Русос шел чуть вразвалку, слегка косолапя короткими ногами. Его голова делала непроизвольные круговые движения, словно к чему-то прислушивалась.
«Привык держать под наблюдением гуляющих с ним собак», — понял наблюдательный Крис, и с хрустом потянулся. В груди застыл так и не вырвавшийся вопль: «Я тоскую без тебя! Где ты, Вита?»
Они познакомились год назад в шесть часов прелестного майского утра. Песок у набережной Малаги, ещё хранившей ночную прохладу, причудливо расчерчивали ребристые зигзаги, оставленные мусороуборочной машиной. Фасады отелей, выходящих к морю, казались спящими из-за спущенных на окна жалюзи.
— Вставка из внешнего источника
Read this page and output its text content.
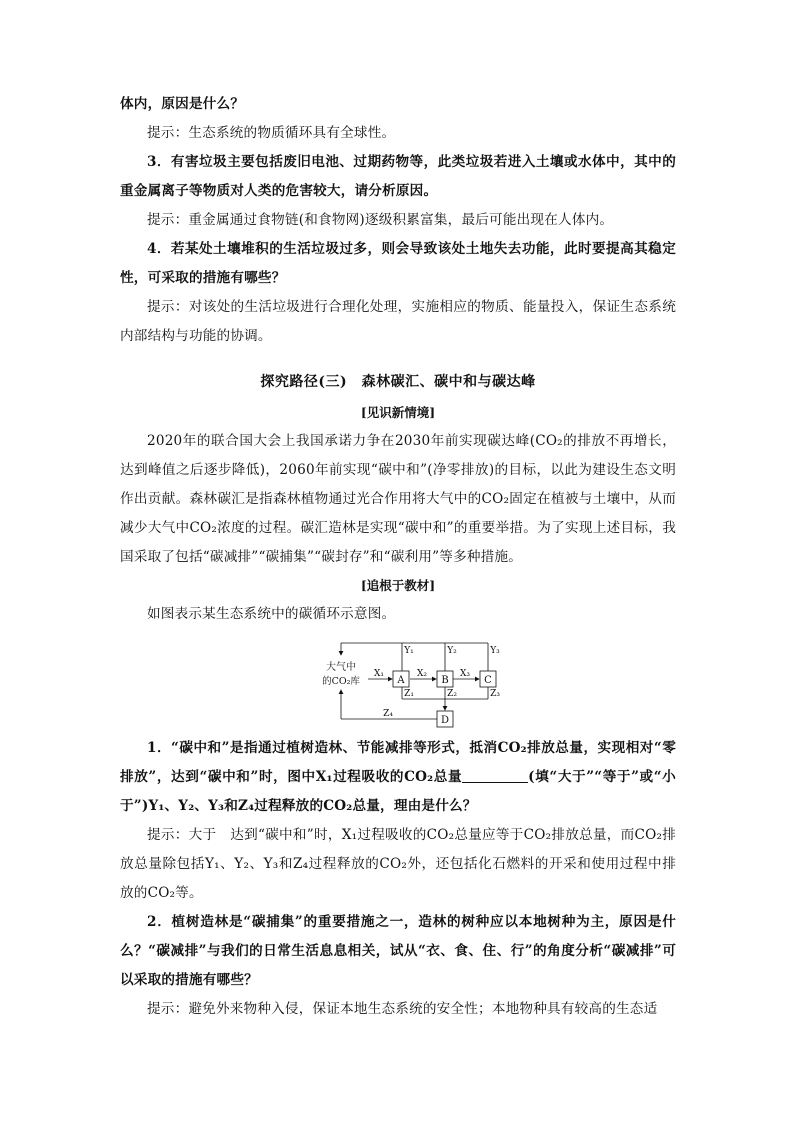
体内，原因是什么？

提示：生态系统的物质循环具有全球性。

3．有害垃圾主要包括废旧电池、过期药物等，此类垃圾若进入土壤或水体中，其中的重金属离子等物质对人类的危害较大，请分析原因。

提示：重金属通过食物链(和食物网)逐级积累富集，最后可能出现在人体内。

4．若某处土壤堆积的生活垃圾过多，则会导致该处土地失去功能，此时要提高其稳定性，可采取的措施有哪些？

提示：对该处的生活垃圾进行合理化处理，实施相应的物质、能量投入，保证生态系统内部结构与功能的协调。

探究路径(三)　森林碳汇、碳中和与碳达峰
[见识新情境]

2020年的联合国大会上我国承诺力争在2030年前实现碳达峰(CO₂的排放不再增长，达到峰值之后逐步降低)，2060年前实现“碳中和”(净零排放)的目标，以此为建设生态文明作出贡献。森林碳汇是指森林植物通过光合作用将大气中的CO₂固定在植被与土壤中，从而减少大气中CO₂浓度的过程。碳汇造林是实现“碳中和”的重要举措。为了实现上述目标，我国采取了包括“碳减排”“碳捕集”“碳封存”和“碳利用”等多种措施。

[追根于教材]

如图表示某生态系统中的碳循环示意图。

大气中
的CO₂库	A	B	C
D
X₁	X₂	X₃
Y₁	Y₂	Y₃
Z₁	Z₂	Z₃
Z₄

1．“碳中和”是指通过植树造林、节能减排等形式，抵消CO₂排放总量，实现相对“零排放”，达到“碳中和”时，图中X₁过程吸收的CO₂总量	(填“大于”“等于”或“小于”)Y₁、Y₂、Y₃和Z₄过程释放的CO₂总量，理由是什么？

提示：大于　达到“碳中和”时，X₁过程吸收的CO₂总量应等于CO₂排放总量，而CO₂排放总量除包括Y₁、Y₂、Y₃和Z₄过程释放的CO₂外，还包括化石燃料的开采和使用过程中排放的CO₂等。

2．植树造林是“碳捕集”的重要措施之一，造林的树种应以本地树种为主，原因是什么？“碳减排”与我们的日常生活息息相关，试从“衣、食、住、行”的角度分析“碳减排”可以采取的措施有哪些？

提示：避免外来物种入侵，保证本地生态系统的安全性；本地物种具有较高的生态适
Бледное солнце купалось в молочном тумане, окутавшем горизонт. Все казалось акварельно-прозрачным, чистым, невинным. Пустые прилавки, мусорные бачки, лодки у причала, шерстистые стволы пальм, оставленные у мраморной стены велосипеды, лишенные яркой и знойной дневной светотени, выглядели сонными, словно едва проснувшиеся дети. Даже волна облизывала белый песок с нежной осторожностью. По её глянцевому следу бежали босые девичьи ноги. Оторвав взгляд от горизонта, делающий регулярную пятикилометровую пробежку Крис увидел вначале розовые пятки, ритмично погружающиеся во влажный песок, затем загорелые стройные голени с закатанными до колен холщовыми спортивными шароварами. На талии девушки эти широченные штаны туго стягивала продернутая веревка, узкая полоска пестрого купального бюстгальтера перерезала спину. Задорный хвост светлых волос прыгал на затылке в такт пружинистым движениям.